Además, no se presentaban en la escena unos hombres comunes, sino representantes políticos muy conocidos por su trabajo en la AN. Aún así, los espectadores fueron testigos de un ataque artero con objetos contundentes contra el líder de la fracción parlamentaria de la oposición. La gavilla se lució en el centro de las cámaras. La avilantez perdió el recato para exhibirse en primer plano. La barbarie mostró sus colmillos afilados frente a los pasos legítimos de uno de los líderes más célebres de la actualidad.
Si se agrega a esto la compañía de la GNB, cuyos integrantes estaban custodiando el CNE y tenían la misión de velar por el orden público, se juntan todos los elementos para pensar en la existencia de un plan deliberado por el régimen. No hicieron nada, que no fuera contemplar en silencio un delito político y una afrenta a la cohabitación republicana; o promover el inicio de la escandalosa hostilidad, si juzgamos por el testimonio de los diputados agredidos que vieron al general de las armadas huestes ordenar unos movimientos que solo pueden ser motivados por la imprudencia, o la complicidad con los interesados en montar el teatro.
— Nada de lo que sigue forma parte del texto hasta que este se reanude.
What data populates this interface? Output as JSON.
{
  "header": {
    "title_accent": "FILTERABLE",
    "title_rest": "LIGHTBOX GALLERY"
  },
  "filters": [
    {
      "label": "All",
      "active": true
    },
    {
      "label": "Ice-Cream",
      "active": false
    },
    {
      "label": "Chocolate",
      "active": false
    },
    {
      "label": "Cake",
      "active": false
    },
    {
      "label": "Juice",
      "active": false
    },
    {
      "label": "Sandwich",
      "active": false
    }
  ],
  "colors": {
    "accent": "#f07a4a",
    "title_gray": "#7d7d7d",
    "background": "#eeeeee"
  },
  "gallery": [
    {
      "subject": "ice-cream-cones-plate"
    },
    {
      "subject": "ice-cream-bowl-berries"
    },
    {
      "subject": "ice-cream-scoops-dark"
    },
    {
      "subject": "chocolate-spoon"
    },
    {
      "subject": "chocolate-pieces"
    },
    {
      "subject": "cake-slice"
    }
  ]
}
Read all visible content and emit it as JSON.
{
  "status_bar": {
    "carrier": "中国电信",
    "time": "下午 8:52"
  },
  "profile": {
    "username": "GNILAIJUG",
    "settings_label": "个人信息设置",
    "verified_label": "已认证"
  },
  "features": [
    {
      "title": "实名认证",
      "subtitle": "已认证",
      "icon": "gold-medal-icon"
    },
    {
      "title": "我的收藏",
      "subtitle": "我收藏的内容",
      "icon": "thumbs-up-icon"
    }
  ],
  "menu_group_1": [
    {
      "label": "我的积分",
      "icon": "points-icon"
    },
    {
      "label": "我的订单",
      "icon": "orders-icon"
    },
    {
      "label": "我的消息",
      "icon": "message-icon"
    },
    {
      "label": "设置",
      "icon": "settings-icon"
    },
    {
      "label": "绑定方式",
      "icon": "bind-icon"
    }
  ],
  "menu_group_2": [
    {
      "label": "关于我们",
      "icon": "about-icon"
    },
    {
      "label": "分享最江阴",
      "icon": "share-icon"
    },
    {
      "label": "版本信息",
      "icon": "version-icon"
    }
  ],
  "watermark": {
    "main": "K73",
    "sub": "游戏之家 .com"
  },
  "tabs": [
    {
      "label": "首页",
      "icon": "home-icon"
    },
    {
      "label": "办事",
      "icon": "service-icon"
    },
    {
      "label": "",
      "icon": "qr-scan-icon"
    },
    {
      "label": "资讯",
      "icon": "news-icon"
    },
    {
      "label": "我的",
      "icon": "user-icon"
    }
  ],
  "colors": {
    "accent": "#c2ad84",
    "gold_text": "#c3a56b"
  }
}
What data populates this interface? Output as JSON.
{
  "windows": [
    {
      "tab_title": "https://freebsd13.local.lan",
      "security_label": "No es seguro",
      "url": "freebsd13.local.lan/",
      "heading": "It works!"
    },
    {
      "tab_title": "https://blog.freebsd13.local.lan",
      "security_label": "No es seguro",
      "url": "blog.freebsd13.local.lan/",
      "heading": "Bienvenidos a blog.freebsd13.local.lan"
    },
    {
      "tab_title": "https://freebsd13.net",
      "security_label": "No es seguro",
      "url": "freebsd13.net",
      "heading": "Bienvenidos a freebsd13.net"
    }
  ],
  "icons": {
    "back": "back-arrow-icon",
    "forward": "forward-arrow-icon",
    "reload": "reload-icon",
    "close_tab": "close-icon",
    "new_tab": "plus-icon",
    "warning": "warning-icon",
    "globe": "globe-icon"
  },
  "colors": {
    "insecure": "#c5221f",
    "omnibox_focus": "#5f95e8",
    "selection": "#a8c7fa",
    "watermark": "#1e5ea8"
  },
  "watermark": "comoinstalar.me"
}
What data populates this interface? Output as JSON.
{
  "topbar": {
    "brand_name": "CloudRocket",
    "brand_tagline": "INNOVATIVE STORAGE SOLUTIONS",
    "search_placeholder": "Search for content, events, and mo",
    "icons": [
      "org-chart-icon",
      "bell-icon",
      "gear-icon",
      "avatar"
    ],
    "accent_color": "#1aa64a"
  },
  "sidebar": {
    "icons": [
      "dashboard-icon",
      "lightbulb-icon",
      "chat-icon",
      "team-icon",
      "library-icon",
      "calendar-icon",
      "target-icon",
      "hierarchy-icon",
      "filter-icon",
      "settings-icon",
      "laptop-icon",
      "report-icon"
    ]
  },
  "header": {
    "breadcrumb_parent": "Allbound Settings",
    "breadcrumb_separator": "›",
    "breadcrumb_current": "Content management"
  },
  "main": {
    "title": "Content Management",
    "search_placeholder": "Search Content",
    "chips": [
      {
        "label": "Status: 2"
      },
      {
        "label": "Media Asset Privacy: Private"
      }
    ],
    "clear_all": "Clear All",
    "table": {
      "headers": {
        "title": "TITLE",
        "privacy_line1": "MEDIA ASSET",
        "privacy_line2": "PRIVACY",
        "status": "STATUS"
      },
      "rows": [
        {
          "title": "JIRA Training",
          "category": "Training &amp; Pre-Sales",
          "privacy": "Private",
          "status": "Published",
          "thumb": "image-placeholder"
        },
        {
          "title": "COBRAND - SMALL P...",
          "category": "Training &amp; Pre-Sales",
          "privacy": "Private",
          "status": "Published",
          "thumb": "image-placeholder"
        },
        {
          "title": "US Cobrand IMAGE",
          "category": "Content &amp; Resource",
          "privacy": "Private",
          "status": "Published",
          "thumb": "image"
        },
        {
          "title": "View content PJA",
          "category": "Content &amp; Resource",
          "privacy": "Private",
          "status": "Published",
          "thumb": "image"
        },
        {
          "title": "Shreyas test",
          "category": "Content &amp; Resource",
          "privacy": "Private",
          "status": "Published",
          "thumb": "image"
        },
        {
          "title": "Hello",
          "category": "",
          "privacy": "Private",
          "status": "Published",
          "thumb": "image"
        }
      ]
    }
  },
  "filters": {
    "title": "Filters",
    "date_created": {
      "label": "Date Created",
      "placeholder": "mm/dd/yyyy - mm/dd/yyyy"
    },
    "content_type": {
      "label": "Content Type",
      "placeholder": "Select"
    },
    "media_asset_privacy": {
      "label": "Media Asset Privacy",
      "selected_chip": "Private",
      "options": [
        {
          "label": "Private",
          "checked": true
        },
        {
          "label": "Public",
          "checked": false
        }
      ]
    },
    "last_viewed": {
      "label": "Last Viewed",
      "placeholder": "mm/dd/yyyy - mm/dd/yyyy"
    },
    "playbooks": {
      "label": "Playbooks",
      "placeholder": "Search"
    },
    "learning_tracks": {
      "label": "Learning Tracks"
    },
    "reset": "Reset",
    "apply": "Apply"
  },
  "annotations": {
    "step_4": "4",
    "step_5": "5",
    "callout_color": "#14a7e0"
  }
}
Tenemos todos los ingredientes de un escándalo pensado con frialdad de antemano. ¿Para qué? ¿No es más lo que se pierde que lo que se gana con estas escenas pavorosas? Quizá no, si se quiere mandar un mensaje a la sociedad cada vez más desesperada por los desastres del régimen. Se atacó al diputado Borges para que todo el mundo lo viera, es decir, para que el pueblo escarmentara en pellejo ajeno.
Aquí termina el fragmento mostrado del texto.